We've now deployed WOLF throughout the organization. We've probably got a dozen high-volume production environments where the WOLF adaptor set is deployed. It really makes it much easier to think about extending those applications and the data that resides in it to other channels. It allows us to deliver services that we never thought we'd be able to deliver without great expense.

As our business strategists think about new ways to sell our products and new channels to sell them through, WOLF will give us a shorter time to market.

BS&T: What are some examples of how you're using the system?

ROSENTHAL: Go to mortgage.com and you can get almost as far as the commitment point and you can see some of the things that we do. You can't do those things unless you have strong IT support, things like our one-fee mortgage. Instead of giving out a long list of what we think our estimates will be, we commit to one fee on closing costs. We guarantee it. To do that without losing your shirt you need to work in real-time, to estimate what your costs will be.

We also have some very unique capabilities in corporate cash management. We're providing all kinds of capabilities, from receivables processing to payment processing, invoice processing and global money transfer capabilities. We are pushing origination and access to some of these products into our customers' offices, desktops and operations.

BS&T: What interactions do you have with the home office?

ROSENTHAL: We've got a number of interactions with my peers in Amsterdam. They've been here on a number of occasions to look at this and study the technologies.
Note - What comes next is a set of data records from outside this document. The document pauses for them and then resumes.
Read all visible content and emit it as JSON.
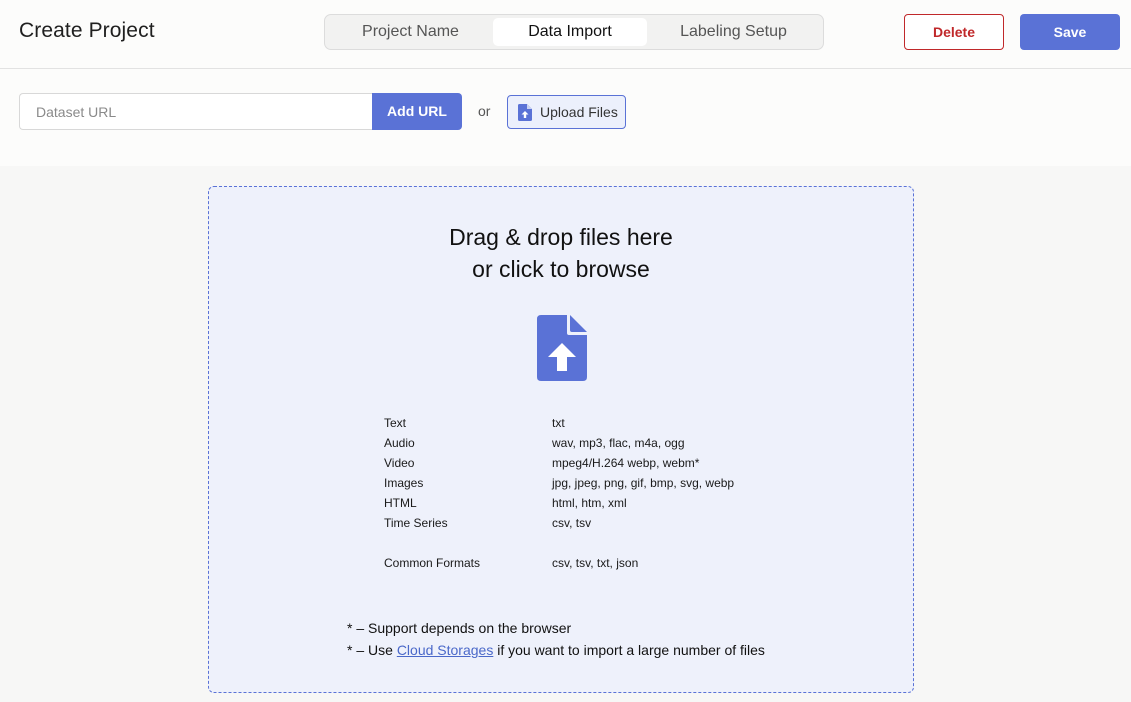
{
  "header": {
    "title": "Create Project",
    "tabs": [
      {
        "label": "Project Name",
        "active": false
      },
      {
        "label": "Data Import",
        "active": true
      },
      {
        "label": "Labeling Setup",
        "active": false
      }
    ],
    "delete_label": "Delete",
    "save_label": "Save"
  },
  "import_bar": {
    "url_placeholder": "Dataset URL",
    "url_value": "",
    "add_url_label": "Add URL",
    "or_label": "or",
    "upload_label": "Upload Files",
    "upload_icon": "file-upload-icon"
  },
  "dropzone": {
    "title_line1": "Drag & drop files here",
    "title_line2": "or click to browse",
    "icon": "file-upload-icon",
    "formats": [
      {
        "type": "Text",
        "ext": "txt"
      },
      {
        "type": "Audio",
        "ext": "wav, mp3, flac, m4a, ogg"
      },
      {
        "type": "Video",
        "ext": "mpeg4/H.264 webp, webm*"
      },
      {
        "type": "Images",
        "ext": "jpg, jpeg, png, gif, bmp, svg, webp"
      },
      {
        "type": "HTML",
        "ext": "html, htm, xml"
      },
      {
        "type": "Time Series",
        "ext": "csv, tsv"
      },
      {
        "type": "Common Formats",
        "ext": "csv, tsv, txt, json"
      }
    ],
    "note1": "* – Support depends on the browser",
    "note2_prefix": "* – Use ",
    "note2_link": "Cloud Storages",
    "note2_suffix": " if you want to import a large number of files"
  },
  "colors": {
    "accent": "#5a72d6",
    "danger": "#c0282a",
    "dropzone_bg": "#eef1fb"
  }
}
We're in the process of working on a way of deploying this as a reference application in the Netherlands. They are very similar in terms of their systems and environment-they're just as legacy as we are.

The neat thing about using WOLF is, from a technical knowledge standpoint, you don't have to learn the application intimately. You need to know the basics of UML Unified Modeling Language and you need to know the basics of the SOAP Simple Object Access Protocol architecture. Then, we can provide some very quick computer-based training to learn some of the proprietary stuff that we've written.